Because the problem I am trying to solve, called the “Domain Model” by Eric Evans, is the heart of the problem then it should define the way the whole application is designed. Therefore, I try to make the database structure, and the entity classes, match my business logic data needs as much as I can.

  1. The business logic should have no distractions

Writing the business logic is difficult enough in itself, so I isolate it from all the other application layers, other than the entity classes. That means when I write the business logic I only have to think about the business problem I am trying to fix. I leave the task of adapting the data for presentation to the Service Layer in my application.

  1. Business logic should think it is working on in-memory data

This is something Eric Evans taught me – write your business logic as if the data was in-memory. Of course there needs to be some a ‘load’ and ‘save’ parts, but for the core of my business logic I treat, as much as is practical, the data as if it is a normal, in-memory class or collection.

  1. Isolate the database access code into a separate project

This fairly new rule came out of writing an e-commerce application with some complex pricing and deliver rules. Before this I used EF directly in my business logic, but I found that it was hard to maintain, and difficult to performance tune. Now I have another project, which is a companion to the business logic, and holds all the database access code.

  1. The business logic should not call EF Core’s SaveChanges directly

The business logic does not call EF Core’s SaveChanges method directly. I have a class in the Service Layer whose job it is to run the business logic – this is a case of the Service Layer implementing the command pattern. and, if there are no errors, it calls SaveChanges. The main reason is to have control of whether to write the data out, but there are other benefits that I describe in the book.

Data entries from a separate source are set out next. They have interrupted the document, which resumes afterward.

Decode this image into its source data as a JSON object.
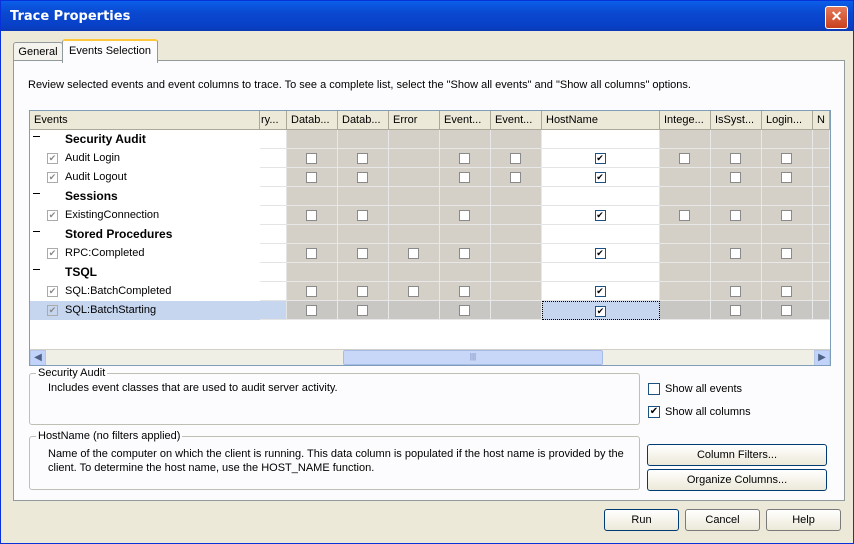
{
  "window": {
    "title": "Trace Properties",
    "close_glyph": "✕"
  },
  "tabs": [
    {
      "label": "General"
    },
    {
      "label": "Events Selection"
    }
  ],
  "hint": "Review selected events and event columns to trace. To see a complete list, select the \"Show all events\" and \"Show all columns\" options.",
  "grid": {
    "columns": [
      "Events",
      "ry...",
      "Datab...",
      "Datab...",
      "Error",
      "Event...",
      "Event...",
      "HostName",
      "Intege...",
      "IsSyst...",
      "Login...",
      "N"
    ],
    "rows": [
      {
        "type": "category",
        "name": "Security Audit"
      },
      {
        "type": "event",
        "name": "Audit Login"
      },
      {
        "type": "event",
        "name": "Audit Logout"
      },
      {
        "type": "category",
        "name": "Sessions"
      },
      {
        "type": "event",
        "name": "ExistingConnection"
      },
      {
        "type": "category",
        "name": "Stored Procedures"
      },
      {
        "type": "event",
        "name": "RPC:Completed"
      },
      {
        "type": "category",
        "name": "TSQL"
      },
      {
        "type": "event",
        "name": "SQL:BatchCompleted"
      },
      {
        "type": "event",
        "name": "SQL:BatchStarting"
      }
    ],
    "check_glyph": "✔"
  },
  "event_group": {
    "legend": "Security Audit",
    "desc": "Includes event classes that are used to audit server activity."
  },
  "column_group": {
    "legend": "HostName (no filters applied)",
    "desc": "Name of the computer on which the client is running. This data column is populated if the host name is provided by the client. To determine the host name, use the HOST_NAME function."
  },
  "options": {
    "show_all_events": "Show all events",
    "show_all_columns": "Show all columns"
  },
  "buttons": {
    "column_filters": "Column Filters...",
    "organize_columns": "Organize Columns...",
    "run": "Run",
    "cancel": "Cancel",
    "help": "Help"
  }
}
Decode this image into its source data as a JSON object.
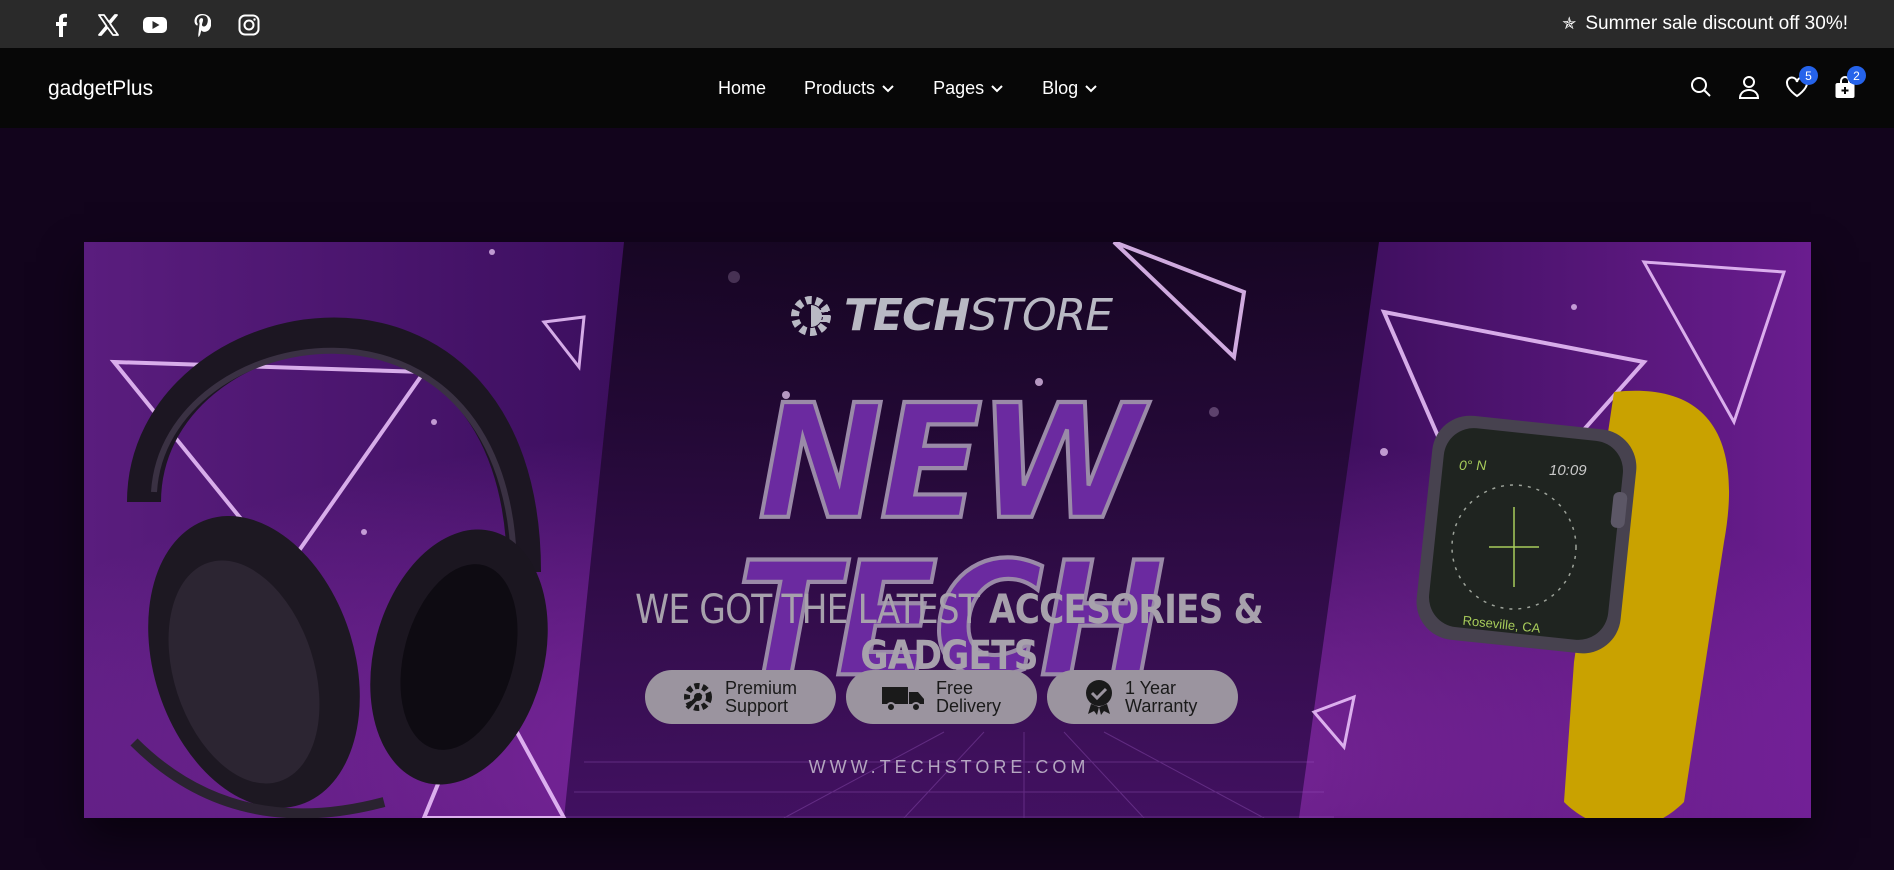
{
  "topbar": {
    "social_icons": [
      "facebook-icon",
      "x-icon",
      "youtube-icon",
      "pinterest-icon",
      "instagram-icon"
    ],
    "promo_icon": "star-icon",
    "promo_text": "Summer sale discount off 30%!"
  },
  "navbar": {
    "logo": "gadgetPlus",
    "menu": [
      {
        "label": "Home",
        "dropdown": false
      },
      {
        "label": "Products",
        "dropdown": true
      },
      {
        "label": "Pages",
        "dropdown": true
      },
      {
        "label": "Blog",
        "dropdown": true
      }
    ],
    "actions": {
      "search_icon": "search-icon",
      "account_icon": "user-icon",
      "wishlist_count": "5",
      "cart_count": "2"
    }
  },
  "banner": {
    "brand_bold": "TECH",
    "brand_light": "STORE",
    "headline": "NEW TECH",
    "subline_light": "WE GOT THE LATEST ",
    "subline_bold": "ACCESORIES & GADGETS",
    "features": [
      {
        "line1": "Premium",
        "line2": "Support",
        "icon": "gear-wrench-icon"
      },
      {
        "line1": "Free",
        "line2": "Delivery",
        "icon": "truck-icon"
      },
      {
        "line1": "1 Year",
        "line2": "Warranty",
        "icon": "warranty-badge-icon"
      }
    ],
    "url": "WWW.TECHSTORE.COM",
    "watch": {
      "heading": "0° N",
      "time": "10:09",
      "location": "Roseville, CA"
    }
  },
  "colors": {
    "topbar_bg": "#2a2a2a",
    "navbar_bg": "#070707",
    "badge": "#2563eb",
    "banner_purple": "#6b2aa0",
    "watch_band": "#c9a200"
  }
}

The figure below shows the original software architecture, but with the focus on how the business logic is handled. The five numbers, with comments, match the numbered guidelines above.

In my book I use the processing of an order for books as an example of a piece of business logic. You can see this business logic in action by going to the companion live site, http://efcoreinaction.com/, where you can ‘buy’ a book. The site uses an HTTP cookie to hold your basket and your identity (saves you having to log in). No money needed – as the terms and conditions says, you aren’t actually going to buy a book.

The code is too long to add to this article, but I have written another article called Architecture of Business Layer working with Entity Framework (Core and v6) which covers the same area in more detail and contains plenty of code examples.

6. Principle: Get your EF code working, but be ready make it faster if you need to.

The recommended approach to developing software is to get it to work, and then worry about making it faster. Another more nuanced approach, attributed to Kent Beck, is Make it Work. Make it Right. Make it Fast. Either way, these principle says we should leave performance tuning to the end. I would add a second part: you should only performance tune if you need to.

In this article I am talking about database accesses via EF. I can develop pretty complex database accesses in EF really quickly – at least five times faster than using ADO.NET or Dapper. That covers the “get it working part”. The down side is that EF doesn’t always produce the best performing SQL commands: sometimes it’s because EF didn’t come up with a good SQL translation, and sometimes it’s because the LINQ code I wrote isn’t as efficient as I thought it was. The question is: does it matter?

For example, I developed a small e-commerce site (the code took me 10 months) which had a little over a 100 difference database accesses and about 20 tables. More than 60% of the database accessed were on the admin side, with maybe 10% of accesses that really mattered to the paying user.

To show this graphically I have picked out three features from my example book selling site and then graded them by two scales:

  • vertically, what the user expects in terms of performance.
  • Horizontally, how difficult is the database access.

This gives you the figure below, with top right highlighted as area where we really need to think about performance tuning.

My analysis says that only the book search query needs work to improve it. The user is used to fast searches thanks to Google etc. and will get frustrated if my application is too slow. Looking at the complexity of the book search, which includes filtering on things like average user votes, I can see that it produces some rather complex database access commands.

It turns out that the EF Core code for my book search performs badly, but there is plenty I can do about it. In fact, I have mapped out a whole section towards the end of my book where I show how I can improve the book search in a series stages, each getting more complex and taking more development time. They are:

  1. Can I improve the basic EF commands by rearranging or refining my EF code?
  2. Can I convert some or all of the EF code into direct SQL commands, calculated columns, store procedures etc.?
  3. Can I change the database structure, such as de-normalising the database, to improve the search performance?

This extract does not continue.